Mickelson was close at Pinehurst five years ago in the U.S. Open until Payne Stewart made a 15-foot par putt on the final hole to beat him by one. He was close in Atlanta at the 2001 PGA Championship until David Toms beat him with a par on the final hole.
This will be the seventh time he goes into the final round at a major within two shots of the lead.
But this looks like a new Mickelson. He is in control off the tee, playing from the short grass instead of the trees. Even more impressive is that he has played his last 32 holes without a bogey.
'It's a much easier game when you keep it in play,' Mickelson said. 'I wish someone had told me this earlier.'
DiMarco has some Masters experience to draw from. He was the 36-hole leader three years ago, and kept his composure playing in the final pairing with Woods, shooting 72. DiMarco wound up 10th that year, but learned from it.
'That springboarded me to know I can do bigger and better things,' he said.
Even though Rose had a two-shot lead and had played with great confidence over two days, bright sunshine and a crisp breeze made this a day ripe with possibilities.
It didn't take long for it to unfold.
Rose hit is opening tee shot into the bunker, the start of a nightmarish nine holes. He flew over the green and made bogey, and his lead was gone one hole later when his wedge again was too strong and landed in the front row of the gallery for another bogey.
The scorecard for the front nine - six bogeys, three pars, one stunning collapse.
Mickelson and DiMarco wasted no time taking advantage.
DiMarco made the only birdie on the round on the par-3 fourth and also picked up birdies on the par 5s for a share of the lead.
Mickelson electrified the gallery with a collection of smart shots and key putts. Cheers burst from the third green when Lefty drained a 20-foot birdie, and they were even louder when his 25-foot dropped for a par on No. 6 that kept him in a share of the lead with DiMarco and Els.

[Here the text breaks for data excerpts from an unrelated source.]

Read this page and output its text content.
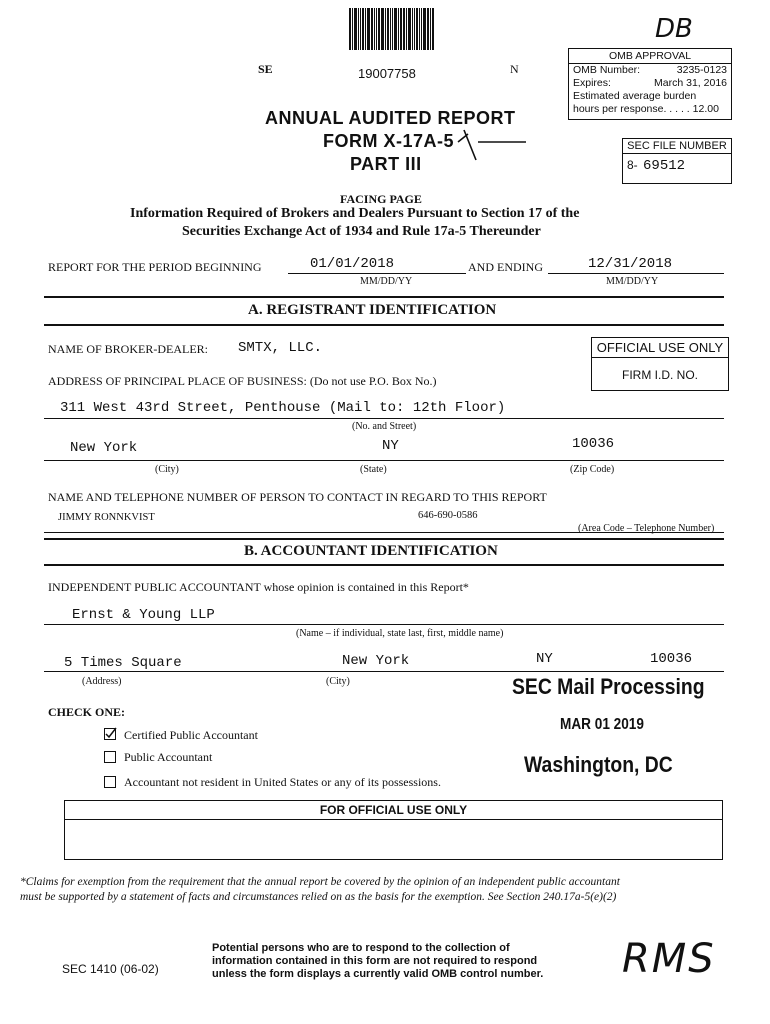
DB
SE	19007758	N
OMB APPROVAL
OMB Number:	3235-0123
Expires:	March 31, 2016
Estimated average burden
hours per response. . . . . 12.00
SEC FILE NUMBER
8- 69512
ANNUAL AUDITED REPORT
FORM X-17A-5
PART III
FACING PAGE
Information Required of Brokers and Dealers Pursuant to Section 17 of the
Securities Exchange Act of 1934 and Rule 17a-5 Thereunder
REPORT FOR THE PERIOD BEGINNING	01/01/2018	AND ENDING	12/31/2018
MM/DD/YY	MM/DD/YY
A. REGISTRANT IDENTIFICATION
NAME OF BROKER-DEALER: SMTX, LLC.	OFFICIAL USE ONLY
FIRM I.D. NO.
ADDRESS OF PRINCIPAL PLACE OF BUSINESS: (Do not use P.O. Box No.)
311 West 43rd Street, Penthouse (Mail to: 12th Floor)
(No. and Street)
New York	NY	10036
(City)	(State)	(Zip Code)
NAME AND TELEPHONE NUMBER OF PERSON TO CONTACT IN REGARD TO THIS REPORT
JIMMY RONNKVIST	646-690-0586
(Area Code – Telephone Number)
B. ACCOUNTANT IDENTIFICATION
INDEPENDENT PUBLIC ACCOUNTANT whose opinion is contained in this Report*
Ernst & Young LLP
(Name – if individual, state last, first, middle name)
5 Times Square	New York	NY	10036
(Address)	(City)	SEC Mail Processing
MAR 01 2019
Washington, DC
CHECK ONE:
Certified Public Accountant
Public Accountant
Accountant not resident in United States or any of its possessions.
FOR OFFICIAL USE ONLY
*Claims for exemption from the requirement that the annual report be covered by the opinion of an independent public accountant
must be supported by a statement of facts and circumstances relied on as the basis for the exemption. See Section 240.17a-5(e)(2)
SEC 1410 (06-02)
Potential persons who are to respond to the collection of
information contained in this form are not required to respond
unless the form displays a currently valid OMB control number. RMS
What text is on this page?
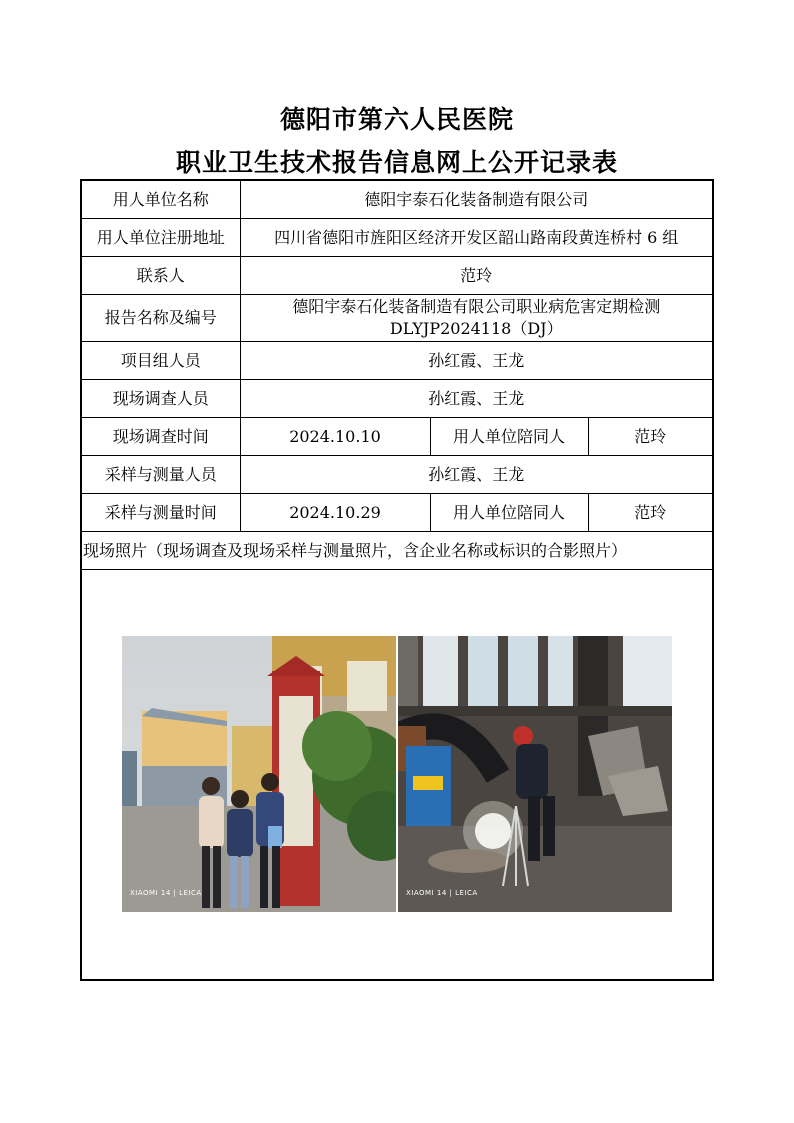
德阳市第六人民医院
职业卫生技术报告信息网上公开记录表
用人单位名称	德阳宇泰石化装备制造有限公司		
用人单位注册地址	四川省德阳市旌阳区经济开发区韶山路南段黄连桥村 6 组		
联系人	范玲		
报告名称及编号	德阳宇泰石化装备制造有限公司职业病危害定期检测
DLYJP2024118（DJ）		

项目组人员	孙红霞、王龙		
现场调查人员	孙红霞、王龙		
现场调查时间	2024.10.10	用人单位陪同人	范玲
采样与测量人员	孙红霞、王龙		
采样与测量时间	2024.10.29	用人单位陪同人	范玲
现场照片（现场调查及现场采样与测量照片，含企业名称或标识的合影照片）			

XIAOMI 14 | LEICA XIAOMI 14 | LEICA			
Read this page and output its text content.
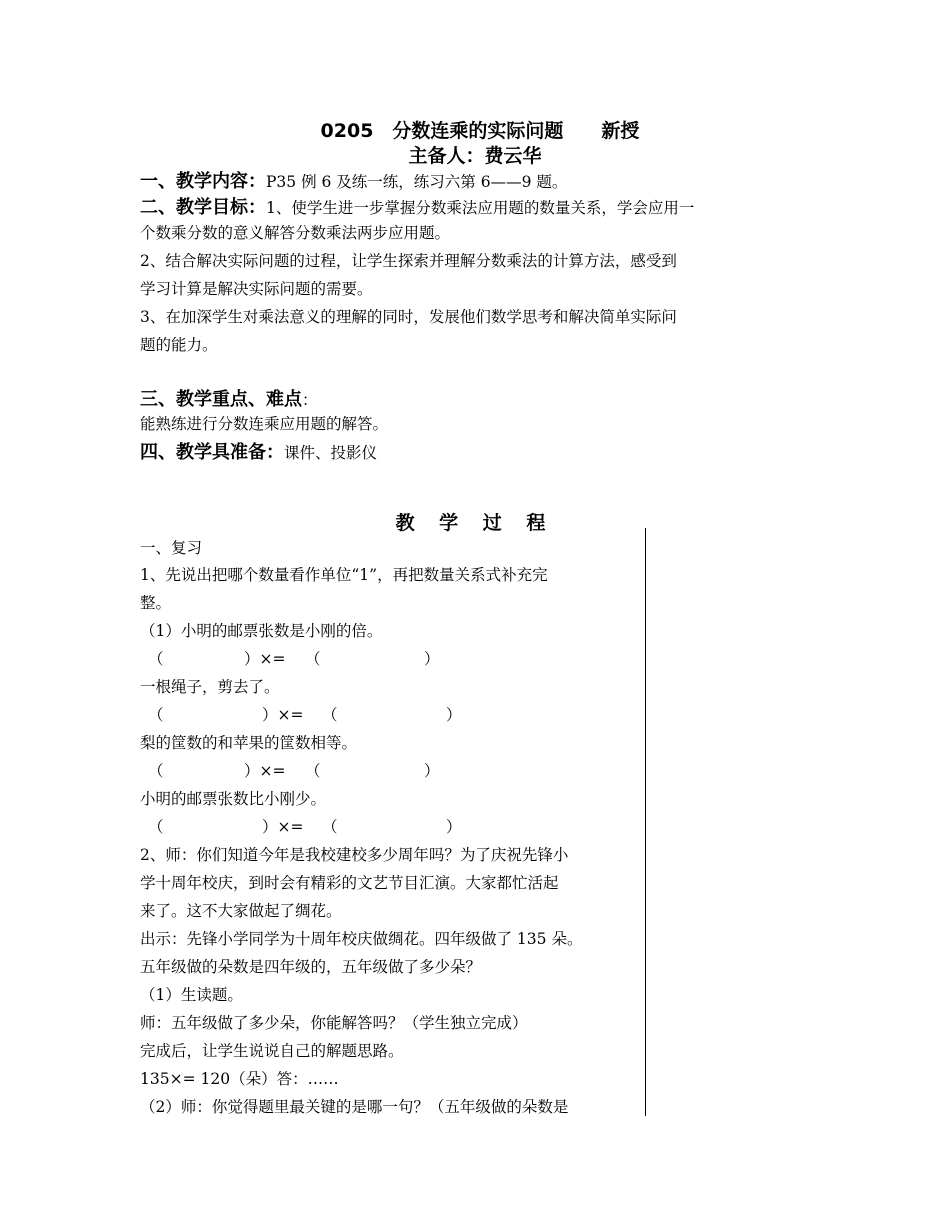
0205　分数连乘的实际问题　　新授
主备人：费云华
一、教学内容：P35 例 6 及练一练，练习六第 6——9 题。
二、教学目标：1、使学生进一步掌握分数乘法应用题的数量关系，学会应用一
个数乘分数的意义解答分数乘法两步应用题。
2、结合解决实际问题的过程，让学生探索并理解分数乘法的计算方法，感受到
学习计算是解决实际问题的需要。
3、在加深学生对乘法意义的理解的同时，发展他们数学思考和解决简单实际问
题的能力。
三、教学重点、难点：
能熟练进行分数连乘应用题的解答。
四、教学具准备：课件、投影仪
教 学 过 程
一、复习
1、先说出把哪个数量看作单位“1”，再把数量关系式补充完
整。
（1）小明的邮票张数是小刚的倍。
（	）×= （	）
一根绳子，剪去了。
（	）×= （	）
梨的筐数的和苹果的筐数相等。
（	）×= （	）
小明的邮票张数比小刚少。
（	）×= （	）
2、师：你们知道今年是我校建校多少周年吗？为了庆祝先锋小
学十周年校庆，到时会有精彩的文艺节目汇演。大家都忙活起
来了。这不大家做起了绸花。
出示：先锋小学同学为十周年校庆做绸花。四年级做了 135 朵。
五年级做的朵数是四年级的，五年级做了多少朵？
（1）生读题。
师：五年级做了多少朵，你能解答吗？（学生独立完成）
完成后，让学生说说自己的解题思路。
135×= 120（朵）答：……
（2）师：你觉得题里最关键的是哪一句？（五年级做的朵数是
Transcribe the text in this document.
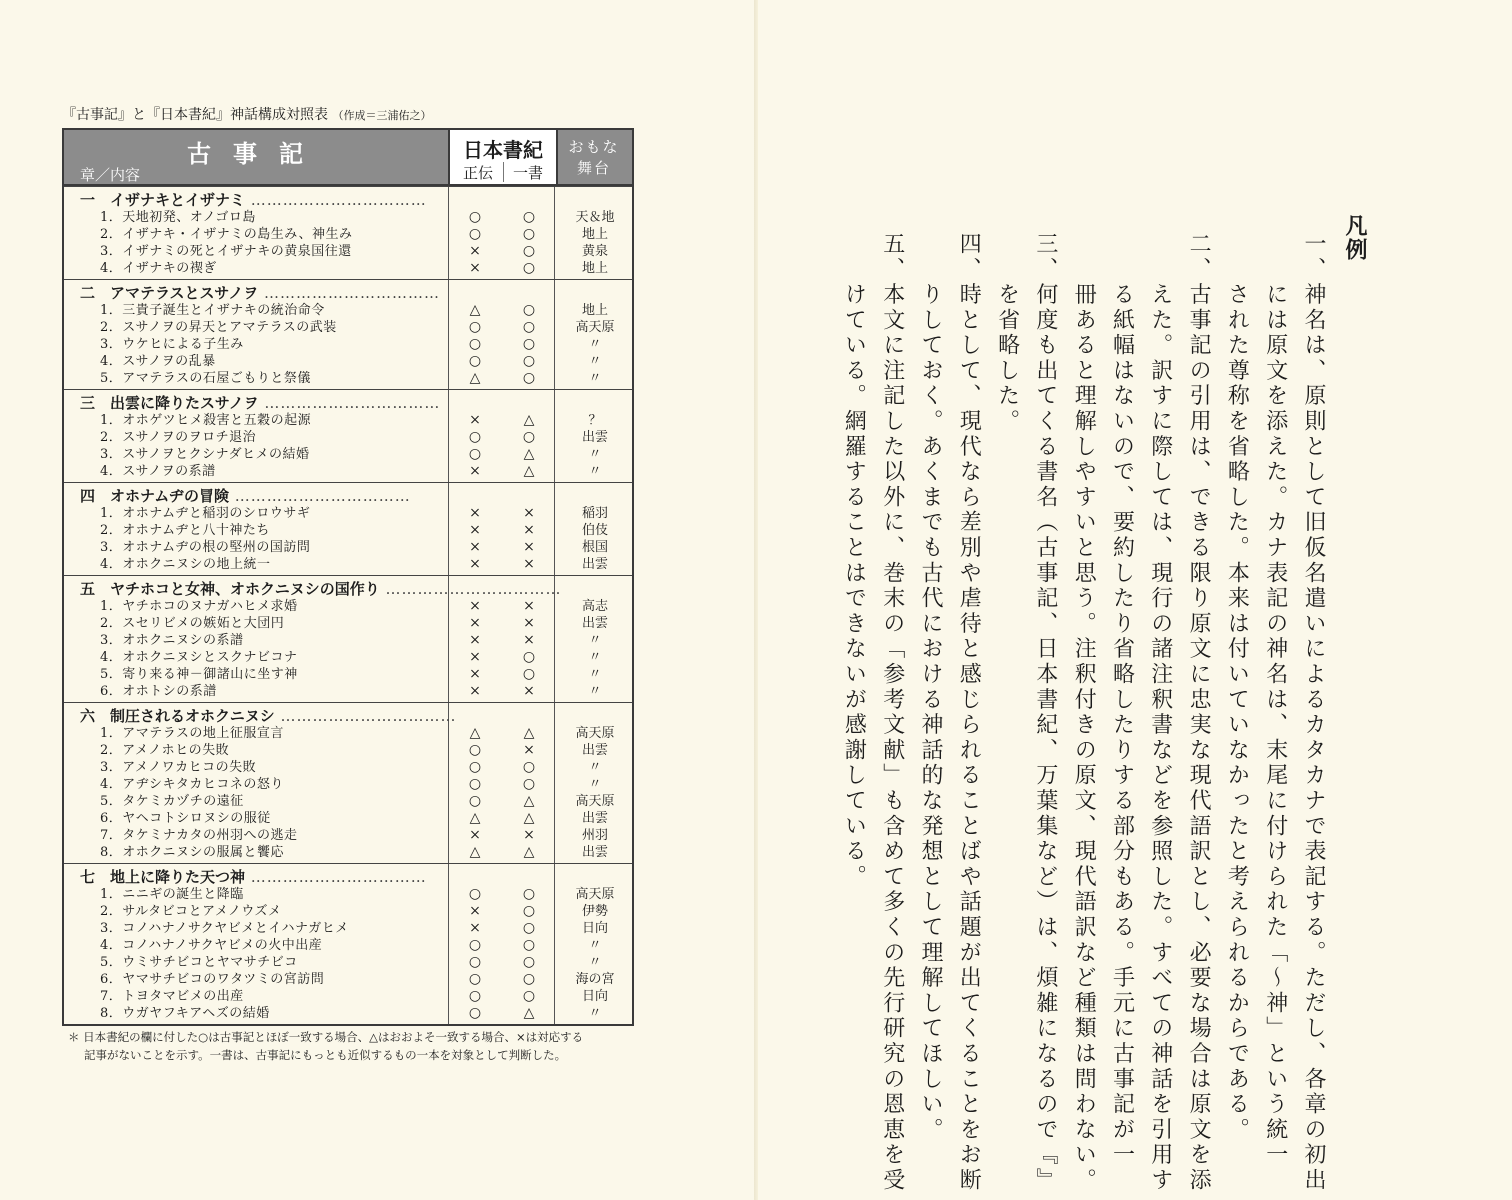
『古事記』と『日本書紀』神話構成対照表 （作成＝三浦佑之）
古事記
章／内容
日本書紀
正伝	一書
おもな
舞台
一　イザナキとイザナミ ……………………………
1．天地初発、オノゴロ島	○	○	天＆地
2．イザナキ・イザナミの島生み、神生み	○	○	地上
3．イザナミの死とイザナキの黄泉国往還	×	○	黄泉
4．イザナキの禊ぎ	×	○	地上
二　アマテラスとスサノヲ ……………………………
1．三貴子誕生とイザナキの統治命令	△	○	地上
2．スサノヲの昇天とアマテラスの武装	○	○	高天原
3．ウケヒによる子生み	○	○	〃
4．スサノヲの乱暴	○	○	〃
5．アマテラスの石屋ごもりと祭儀	△	○	〃
三　出雲に降りたスサノヲ ……………………………
1．オホゲツヒメ殺害と五穀の起源	×	△	？
2．スサノヲのヲロチ退治	○	○	出雲
3．スサノヲとクシナダヒメの結婚	○	△	〃
4．スサノヲの系譜	×	△	〃
四　オホナムヂの冒険 ……………………………
1．オホナムヂと稲羽のシロウサギ	×	×	稲羽
2．オホナムヂと八十神たち	×	×	伯伎
3．オホナムヂの根の堅州の国訪問	×	×	根国
4．オホクニヌシの地上統一	×	×	出雲
五　ヤチホコと女神、オホクニヌシの国作り ……………………………
1．ヤチホコのヌナガハヒメ求婚	×	×	高志
2．スセリビメの嫉妬と大団円	×	×	出雲
3．オホクニヌシの系譜	×	×	〃
4．オホクニヌシとスクナビコナ	×	○	〃
5．寄り来る神－御諸山に坐す神	×	○	〃
6．オホトシの系譜	×	×	〃
六　制圧されるオホクニヌシ ……………………………
1．アマテラスの地上征服宣言	△	△	高天原
2．アメノホヒの失敗	○	×	出雲
3．アメノワカヒコの失敗	○	○	〃
4．アヂシキタカヒコネの怒り	○	○	〃
5．タケミカヅチの遠征	○	△	高天原
6．ヤヘコトシロヌシの服従	△	△	出雲
7．タケミナカタの州羽への逃走	×	×	州羽
8．オホクニヌシの服属と饗応	△	△	出雲
七　地上に降りた天つ神 ……………………………
1．ニニギの誕生と降臨	○	○	高天原
2．サルタビコとアメノウズメ	×	○	伊勢
3．コノハナノサクヤビメとイハナガヒメ	×	○	日向
4．コノハナノサクヤビメの火中出産	○	○	〃
5．ウミサチビコとヤマサチビコ	○	○	〃
6．ヤマサチビコのワタツミの宮訪問	○	○	海の宮
7．トヨタマビメの出産	○	○	日向
8．ウガヤフキアヘズの結婚	○	△	〃
＊ 日本書紀の欄に付した○は古事記とほぼ一致する場合、△はおおよそ一致する場合、×は対応する
記事がないことを示す。一書は、古事記にもっとも近似するもの一本を対象として判断した。
凡例
一、神名は、原則として旧仮名遣いによるカタカナで表記する。ただし、各章の初出
　　には原文を添えた。カナ表記の神名は、末尾に付けられた「～神」という統一
　　された尊称を省略した。本来は付いていなかったと考えられるからである。
二、古事記の引用は、できる限り原文に忠実な現代語訳とし、必要な場合は原文を添
　　えた。訳すに際しては、現行の諸注釈書などを参照した。すべての神話を引用す
　　る紙幅はないので、要約したり省略したりする部分もある。手元に古事記が一
　　冊あると理解しやすいと思う。注釈付きの原文、現代語訳など種類は問わない。
三、何度も出てくる書名（古事記、日本書紀、万葉集など）は、煩雑になるので『』
　　を省略した。
四、時として、現代なら差別や虐待と感じられることばや話題が出てくることをお断
　　りしておく。あくまでも古代における神話的な発想として理解してほしい。
五、本文に注記した以外に、巻末の「参考文献」も含めて多くの先行研究の恩恵を受
　　けている。網羅することはできないが感謝している。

More than that, it seemed to give Mickelson a surge of confidence. He stuffed a wedge into 2 feet for birdie on the seventh. Then Mickelson showed why he was golf's best wedge player by following that with a pitch on the par-5 eighth that skipped over the ridge and slid slowly past the hole for another easy birdie.
Els was poised to stay with him, but a solid round suddenly veered way off path.
He hooked his tee shot so far left into the trees at No. 11 that he was lucky to have a shot out to the fairway. Els had to remove one large branch, then seek three rulings - all the way to rules chairman Will Nicholson - to be able to get a clean lie.
Els was happy to escape with bogey, no harm there since No. 11 is the toughest hole on the course. The easiest hole turned into a headache. From great position in the fairway, Els hit into the front left bunker on the par-5 13th, from where it was nearly impossible to keep it on the top shelf. It rolled down the ridge to 45 feet, and he compounded the blown opportunity with a three-putt bogey.
Even so, Els is only three shots out of the lead and trying to catch a couple of guys trying to win their first major.